Kaminski describes how early this pressure to belong begins, using examples of everyday scenes. Even young children are divided into groups in kindergartens to create a sense of belonging. Desirable behavior is promoted at school, and in everyday family life we can also see how conformity is naturally expected. Parents often seem to unconsciously transmit this logic, for example when on the playground they encourage a child to move to the monkey bars because other children are playing there – even though the child is currently content and completely absorbed in building in the sandbox. You should still politely make friends, celebrate birthdays, and accept invitations.
Those who fundamentally dislike such rituals of belonging can be helped by the idea of anxiety, thinks the professor. Concepts can provide relief if they help people organize their experiences and see them less as a personal deficit. — In my research on self-efficacy, I see this repeatedly: who understands and accepts himself often acts more effectively because internal resistance decreases. Kaminski's main idea is therefore right: not everyone experiences belonging in the same way, and not all distance automatically means loneliness, says Asselmann.

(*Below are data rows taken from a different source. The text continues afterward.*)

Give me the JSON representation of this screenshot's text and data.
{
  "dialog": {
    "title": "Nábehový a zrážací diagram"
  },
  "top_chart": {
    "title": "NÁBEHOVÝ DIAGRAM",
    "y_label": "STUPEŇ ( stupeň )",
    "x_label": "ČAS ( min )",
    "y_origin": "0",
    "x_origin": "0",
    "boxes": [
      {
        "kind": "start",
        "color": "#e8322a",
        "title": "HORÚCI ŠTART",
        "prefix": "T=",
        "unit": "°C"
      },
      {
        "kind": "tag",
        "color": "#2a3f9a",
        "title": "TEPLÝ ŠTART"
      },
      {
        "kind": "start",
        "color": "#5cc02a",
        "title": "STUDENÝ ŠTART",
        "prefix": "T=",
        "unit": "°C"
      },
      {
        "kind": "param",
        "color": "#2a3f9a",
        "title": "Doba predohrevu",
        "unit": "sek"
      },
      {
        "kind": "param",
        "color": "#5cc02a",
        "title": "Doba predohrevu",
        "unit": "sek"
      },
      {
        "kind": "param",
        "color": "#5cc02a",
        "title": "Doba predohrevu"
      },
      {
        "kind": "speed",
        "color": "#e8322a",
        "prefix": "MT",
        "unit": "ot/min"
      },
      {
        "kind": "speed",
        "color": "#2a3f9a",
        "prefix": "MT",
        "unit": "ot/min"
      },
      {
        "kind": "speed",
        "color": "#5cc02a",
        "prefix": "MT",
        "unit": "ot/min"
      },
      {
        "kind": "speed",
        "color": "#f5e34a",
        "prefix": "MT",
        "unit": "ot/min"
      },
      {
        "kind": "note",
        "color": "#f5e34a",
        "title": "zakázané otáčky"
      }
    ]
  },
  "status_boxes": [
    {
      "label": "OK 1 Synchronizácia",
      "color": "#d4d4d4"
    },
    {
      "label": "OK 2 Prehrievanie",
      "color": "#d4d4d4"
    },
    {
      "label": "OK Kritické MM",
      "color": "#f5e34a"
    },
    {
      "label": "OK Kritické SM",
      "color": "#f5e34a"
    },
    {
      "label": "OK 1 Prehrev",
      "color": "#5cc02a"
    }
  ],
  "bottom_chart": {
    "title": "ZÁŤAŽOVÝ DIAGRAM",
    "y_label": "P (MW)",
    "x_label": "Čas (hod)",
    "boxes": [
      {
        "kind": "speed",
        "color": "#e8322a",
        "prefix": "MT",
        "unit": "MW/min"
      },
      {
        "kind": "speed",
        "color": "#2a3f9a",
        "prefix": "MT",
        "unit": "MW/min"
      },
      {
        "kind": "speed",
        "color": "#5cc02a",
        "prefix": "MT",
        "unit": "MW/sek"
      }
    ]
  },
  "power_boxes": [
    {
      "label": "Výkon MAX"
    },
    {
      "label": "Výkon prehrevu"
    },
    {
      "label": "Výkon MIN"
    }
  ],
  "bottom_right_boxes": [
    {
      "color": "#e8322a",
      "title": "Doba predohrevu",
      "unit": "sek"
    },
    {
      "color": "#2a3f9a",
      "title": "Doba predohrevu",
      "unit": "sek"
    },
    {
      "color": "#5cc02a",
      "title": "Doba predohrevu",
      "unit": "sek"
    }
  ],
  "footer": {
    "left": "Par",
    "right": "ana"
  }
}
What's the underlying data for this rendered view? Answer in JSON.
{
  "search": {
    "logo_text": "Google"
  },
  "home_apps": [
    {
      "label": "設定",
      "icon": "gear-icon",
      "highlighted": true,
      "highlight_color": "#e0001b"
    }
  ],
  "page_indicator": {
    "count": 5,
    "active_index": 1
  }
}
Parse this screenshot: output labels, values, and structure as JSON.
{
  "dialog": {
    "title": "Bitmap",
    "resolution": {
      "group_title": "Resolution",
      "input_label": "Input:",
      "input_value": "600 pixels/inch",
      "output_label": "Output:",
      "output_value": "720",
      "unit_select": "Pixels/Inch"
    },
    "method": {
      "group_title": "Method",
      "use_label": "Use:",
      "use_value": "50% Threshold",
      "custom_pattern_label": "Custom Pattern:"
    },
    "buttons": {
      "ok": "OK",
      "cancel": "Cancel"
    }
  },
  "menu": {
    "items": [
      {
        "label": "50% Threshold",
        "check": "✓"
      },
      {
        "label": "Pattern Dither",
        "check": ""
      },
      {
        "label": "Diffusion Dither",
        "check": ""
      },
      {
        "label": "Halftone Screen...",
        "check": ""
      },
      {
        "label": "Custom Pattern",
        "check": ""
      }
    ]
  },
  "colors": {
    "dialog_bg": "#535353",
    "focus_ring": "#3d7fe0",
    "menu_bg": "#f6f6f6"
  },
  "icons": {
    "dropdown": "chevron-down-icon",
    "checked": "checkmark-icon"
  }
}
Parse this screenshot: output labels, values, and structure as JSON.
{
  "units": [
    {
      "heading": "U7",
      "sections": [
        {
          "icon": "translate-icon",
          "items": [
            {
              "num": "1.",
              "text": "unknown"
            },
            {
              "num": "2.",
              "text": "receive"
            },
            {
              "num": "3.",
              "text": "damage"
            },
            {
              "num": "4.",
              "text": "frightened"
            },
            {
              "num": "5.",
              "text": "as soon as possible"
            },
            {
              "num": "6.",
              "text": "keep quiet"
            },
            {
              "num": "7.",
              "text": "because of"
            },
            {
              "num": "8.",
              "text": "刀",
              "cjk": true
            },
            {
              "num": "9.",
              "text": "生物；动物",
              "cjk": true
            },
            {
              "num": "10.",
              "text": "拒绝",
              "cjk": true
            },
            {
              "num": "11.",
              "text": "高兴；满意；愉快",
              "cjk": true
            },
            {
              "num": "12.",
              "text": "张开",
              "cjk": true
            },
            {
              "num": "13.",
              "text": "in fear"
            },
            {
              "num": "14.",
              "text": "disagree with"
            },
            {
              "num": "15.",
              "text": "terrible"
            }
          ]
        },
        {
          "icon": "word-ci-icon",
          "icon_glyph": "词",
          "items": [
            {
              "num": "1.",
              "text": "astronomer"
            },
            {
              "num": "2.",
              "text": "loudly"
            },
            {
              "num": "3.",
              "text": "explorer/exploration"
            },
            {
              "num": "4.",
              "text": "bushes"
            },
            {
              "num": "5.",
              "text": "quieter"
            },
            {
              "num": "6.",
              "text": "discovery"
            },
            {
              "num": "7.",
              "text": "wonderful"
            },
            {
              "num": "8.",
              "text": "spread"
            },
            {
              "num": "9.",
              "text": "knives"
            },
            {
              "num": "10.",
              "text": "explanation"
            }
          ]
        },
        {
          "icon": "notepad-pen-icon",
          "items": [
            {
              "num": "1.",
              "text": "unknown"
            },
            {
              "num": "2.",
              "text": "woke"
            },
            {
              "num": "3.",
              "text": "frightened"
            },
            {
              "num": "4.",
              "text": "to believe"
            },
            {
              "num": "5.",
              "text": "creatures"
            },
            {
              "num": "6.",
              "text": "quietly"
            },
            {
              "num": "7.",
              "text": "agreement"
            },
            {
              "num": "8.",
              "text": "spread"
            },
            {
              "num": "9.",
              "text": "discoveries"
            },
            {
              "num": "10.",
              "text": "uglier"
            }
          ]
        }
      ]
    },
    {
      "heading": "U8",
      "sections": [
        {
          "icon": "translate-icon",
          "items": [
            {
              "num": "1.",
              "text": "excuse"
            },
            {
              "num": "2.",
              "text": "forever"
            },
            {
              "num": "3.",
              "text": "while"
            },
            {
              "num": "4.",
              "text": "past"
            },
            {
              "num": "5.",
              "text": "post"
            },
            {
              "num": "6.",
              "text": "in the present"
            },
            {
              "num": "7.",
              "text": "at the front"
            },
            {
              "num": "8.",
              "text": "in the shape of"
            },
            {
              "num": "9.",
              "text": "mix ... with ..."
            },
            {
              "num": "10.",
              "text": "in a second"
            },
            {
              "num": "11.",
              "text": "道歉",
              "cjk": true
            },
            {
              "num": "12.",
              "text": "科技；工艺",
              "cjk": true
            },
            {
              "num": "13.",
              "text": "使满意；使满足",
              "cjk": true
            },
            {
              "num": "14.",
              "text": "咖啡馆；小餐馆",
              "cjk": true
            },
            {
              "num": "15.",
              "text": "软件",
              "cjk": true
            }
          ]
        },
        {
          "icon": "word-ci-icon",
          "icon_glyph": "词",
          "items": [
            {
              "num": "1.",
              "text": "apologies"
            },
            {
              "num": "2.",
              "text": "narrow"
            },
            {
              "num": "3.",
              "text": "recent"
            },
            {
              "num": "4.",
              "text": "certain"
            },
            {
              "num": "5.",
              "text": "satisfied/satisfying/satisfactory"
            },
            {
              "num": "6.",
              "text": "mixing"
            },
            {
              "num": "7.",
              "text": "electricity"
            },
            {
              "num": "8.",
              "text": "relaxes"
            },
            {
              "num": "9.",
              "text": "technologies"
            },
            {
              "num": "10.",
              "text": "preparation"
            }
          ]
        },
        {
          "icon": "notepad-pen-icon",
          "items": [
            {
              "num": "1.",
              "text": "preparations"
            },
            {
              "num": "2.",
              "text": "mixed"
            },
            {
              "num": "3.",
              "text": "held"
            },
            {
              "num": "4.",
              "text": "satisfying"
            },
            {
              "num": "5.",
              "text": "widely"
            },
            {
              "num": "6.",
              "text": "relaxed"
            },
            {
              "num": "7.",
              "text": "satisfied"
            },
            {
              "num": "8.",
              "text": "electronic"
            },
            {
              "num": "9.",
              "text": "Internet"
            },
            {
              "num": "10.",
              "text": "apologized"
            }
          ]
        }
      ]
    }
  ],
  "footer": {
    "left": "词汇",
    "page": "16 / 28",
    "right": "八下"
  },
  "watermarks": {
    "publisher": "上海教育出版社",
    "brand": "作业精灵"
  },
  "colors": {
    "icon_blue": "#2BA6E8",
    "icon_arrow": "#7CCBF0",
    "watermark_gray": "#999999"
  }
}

Individuality as a source of understanding
According to Kaminsky's interpretation, Western society is so strongly community-oriented that even small deviations from this norm are conspicuous – even if someone is simply looking for peace. “The pressure to conform on otroverted people is often tiring and frustrating for both parties. However, it is never effective. In fact, many of my childhood patients wonder why they cannot come to terms with the pressure to conform to expected norms that their families and society place on them,” writes Kaminski.
Also for this reason opposes viewing anxiety as a new label. On Instagram, she writes: “Otroversion is not a label. In fact, labeling is the opposite of what otroversion represents.” The richness of life often lies in what is in between, in what defies definition. It's not about joining a new group or label, but about “the quiet strength of those who thrive beyond belonging” — and a reminder that individuality can be a source of understanding, resilience, and freedom.
In this interpretation, belonging remains an option—not an obligation. Freedom of thought belongs to those who dare to go a step alongside the group instead of blindly following it. Perhaps the real provocative thought of this theory is that it reminds us of something obvious: you don't have to belong anywhere to be part of world events.